Geçen ay Filistin’de yaşanan olaylar esnasında ve olayların ardından küresel düzeyde Batı istisnacılığı düşüncesinin düşüşe geçtiği gözlemlenmektedir. Din, ırk, mezhep fark etmeksizin dünyanın farklı ülkelerinden insanlar, Batı destekli İsrail'in eylemlerine karşı Filistinlilerin yanında yer aldı. Bu yaşananlar vahşete son vermek için yeterli olmasa da Batı güçlere karşı büyük bir bakış açısı değişimine vesile oldu. Böylece, artık daha fazla insan Batı dünyanın barış politikalarını sorgular hale geldi.
Batının dünyadaki rolünün ne olduğu tartışmaları sürerken yabancı ülkelerde sömürge uğruna işledikleri bazı vahşetleri "tesadüfen" kabul edildi. 27 Mayıs'ta Ruanda'yı ziyaret eden Fransa Cumhurbaşkanı Emmanuel Macron, ülkesinin 1994 Ruanda soykırımındaki sorumluluğunu kabul etti. Söz konusu soykırım, Ruanda ile Fransa’nın arasını bayağı açtı. Hatta Ruanda eğitimde Fransızcayı bırakıp İngilizceyi benimsedi.
Macron’un itirafından birkaç gün önce de Alman hükümeti de Nambiya’da soykırım işlediğini resmen kabul etti ve ülkeye 1,1 milyar Euro'dan fazla mali yardım yapacağını açıkladı. Tabii ki bunlar, Avrupa ülkelerinin Afrika’da işledikleri vahşetlerden sadece birkaçıdır. İtiraf edilmesi gereken birçok soykırım ve vahşet ise sırasını beklemektedir.
Aynı Batılı güçler bugün ahlak polisi kılığına bürünmüş durumdadır. Nitekim Batılı güçlerin tövbe etmeleri söz konusu değildir. Bu blok kendini hoşgörülü ve barışsever olarak satmaya çalışsa da çifte standart sergilediği gün gibi ortadadır. Dolayısıyla Batılı sömürgeciler her türlü ahlaki kavramı kendi menfaatlerine gelecek şekilde anlamakta ve kullanmaktadır.

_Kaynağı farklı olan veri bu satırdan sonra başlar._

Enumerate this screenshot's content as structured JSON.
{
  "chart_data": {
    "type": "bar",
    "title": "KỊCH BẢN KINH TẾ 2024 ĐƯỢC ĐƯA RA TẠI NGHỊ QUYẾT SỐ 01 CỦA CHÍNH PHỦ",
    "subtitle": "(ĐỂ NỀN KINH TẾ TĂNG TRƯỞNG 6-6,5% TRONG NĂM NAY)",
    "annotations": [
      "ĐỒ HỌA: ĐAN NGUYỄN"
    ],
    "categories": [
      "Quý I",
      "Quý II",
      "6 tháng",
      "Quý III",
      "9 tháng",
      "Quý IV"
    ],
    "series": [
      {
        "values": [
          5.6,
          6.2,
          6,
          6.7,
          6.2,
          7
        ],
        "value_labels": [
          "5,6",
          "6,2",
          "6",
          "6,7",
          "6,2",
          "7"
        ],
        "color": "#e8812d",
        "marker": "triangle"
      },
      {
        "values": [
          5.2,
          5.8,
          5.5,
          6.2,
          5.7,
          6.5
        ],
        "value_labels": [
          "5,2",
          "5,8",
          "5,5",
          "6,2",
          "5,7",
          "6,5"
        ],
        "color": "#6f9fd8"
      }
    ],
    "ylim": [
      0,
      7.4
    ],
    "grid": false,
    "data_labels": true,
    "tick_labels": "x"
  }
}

Bu bloğun öncüsü denilebilecek Amerika Birleşik Devletleri, dünyanın dört bir yanına konuşlanmış ordusuyla emperyalistçe hareketlerine devam etmektedir. İnsanları bombalamakta ve rakip ülkelerin vatandaşlarını yaptırımlarla aç bırakmaktadır. Bütün vahşi eylemlerinden sonra ise her türlü imkânlarını kullanarak kendisini haklı çıkarmaya çalışmaktadır. Kaos yaratmak için darbe ve terör gruplarını bütün gücüyle desteklemeye devam etmektedir.
Bu ülkelerin kirli işlerinden daha endişe verici olan şey ise küresel barış masasındaki yerlerini nasıl koruduklarıdır. Bu vahşiler tövbe edip yeni bir sayfa mı açtılar? Tabii ki hayır. Hala dünya çapında ilenen insanlık suçlarında bunların elleri var. Bunlar İncil'deki "ilk taşı günahsız olan atsın" sözünü unutmuş olsalar gerek.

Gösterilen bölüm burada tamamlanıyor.